Wednesday, August 19, 2015

Four years & Stephen Colbert

I've liked Stephen Colbert for a long time. Ask my dad - the number of times I asked to watch the Colbert Report instead of reruns of The Daily Show is too high to count (sorry, Jon Stewart, and sorry, Dad). Colbert has always made me giggle, and smile, and laugh/snort/chortle. And when he started saying things like this on the air I knew he was the comedian for me:


Funny, loves Jesus, and has a wicked eyebrow raise. What more can you ask for?

I'm eagerly anticipating the start of The Late Show with Stephen Colbert in September, and today I read the cover story about him in GQ. And more than laughs it was filled with heartfelt reflections on grief, and suffering, and joy. 

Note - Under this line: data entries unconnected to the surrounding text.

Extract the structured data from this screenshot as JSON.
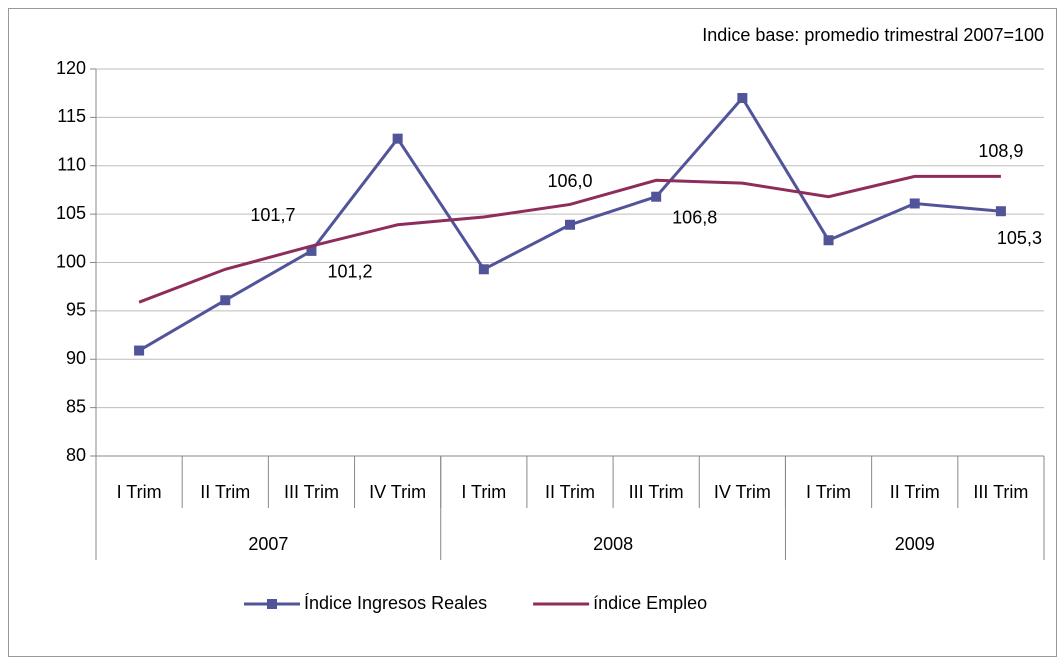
{
  "chart_data": {
    "type": "line",
    "annotation": "Indice base: promedio trimestral 2007=100",
    "groups": [
      {
        "name": "2007",
        "categories": [
          "I Trim",
          "II Trim",
          "III Trim",
          "IV Trim"
        ]
      },
      {
        "name": "2008",
        "categories": [
          "I Trim",
          "II Trim",
          "III Trim",
          "IV Trim"
        ]
      },
      {
        "name": "2009",
        "categories": [
          "I Trim",
          "II Trim",
          "III Trim"
        ]
      }
    ],
    "series": [
      {
        "name": "Índice Ingresos Reales",
        "color": "#52549a",
        "marker": "square",
        "values": [
          90.9,
          96.1,
          101.2,
          112.8,
          99.3,
          103.9,
          106.8,
          117.0,
          102.3,
          106.1,
          105.3
        ],
        "value_labels": [
          null,
          null,
          "101,2",
          null,
          null,
          null,
          "106,8",
          null,
          null,
          null,
          "105,3"
        ]
      },
      {
        "name": "índice Empleo",
        "color": "#8e2d5c",
        "marker": null,
        "values": [
          95.9,
          99.3,
          101.7,
          103.9,
          104.7,
          106.0,
          108.5,
          108.2,
          106.8,
          108.9,
          108.9
        ],
        "value_labels": [
          null,
          null,
          "101,7",
          null,
          null,
          "106,0",
          null,
          null,
          null,
          null,
          "108,9"
        ]
      }
    ],
    "ylim": [
      80,
      120
    ],
    "yticks": [
      80,
      85,
      90,
      95,
      100,
      105,
      110,
      115,
      120
    ],
    "grid": true,
    "legend": "bottom"
  }
}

When Colbert was 10 his dad and two of his brothers were killed in a plane crash. He's the youngest of 11 kids, and everyone else was out of the house, so it was just him and his mom after the crash. (His mom sounds seriously amazing. And if you want to see one of the most beautiful moments of television, watch this tribute to her when she passed away in 2013.)

In the story, he says:
“It was a very healthy reciprocal acceptance of suffering,” he said. “Which does not mean being defeated by suffering. Acceptance is not defeat. Acceptance is just awareness.” He smiled in anticipation of the callback: “ ‘You gotta learn to love the bomb,’ ” he said. “Boy, did I have a bomb when I was 10. That was quite an explosion. And I learned to love it. So that's why. Maybe, I don't know. That might be why you don't see me as someone angry and working out my demons onstage. It's that I love the thing that I most wish had not happened.”
I love the thing that I most wish had not happened. 

Today marks four years from my Mom's stroke. I've been weepy and teetering on the edge of the waves of grief for the last week - somehow my body and my subconscious recognizes the date before my mind catches up. I keep thinking to myself, like I'm still three, "I want my mommy."

Reading this, today, was a grace. I'm not there yet - I don't love it, yet. (But it took Colbert 25 years, so I have some time.) But even though I want my mommy more than anything right now I also wouldn't change it for the world. My mom's stroke and cancer and death have made me who I am, have led to my vocation, have brought me to my soon-to-be husband. I wish with all my heart that it had not happened, but at the same time I'm so grateful that it did.

Mom, I miss you, and I love you, and I wish you were still here, but I wouldn't change the time we had together, or the life you led me into.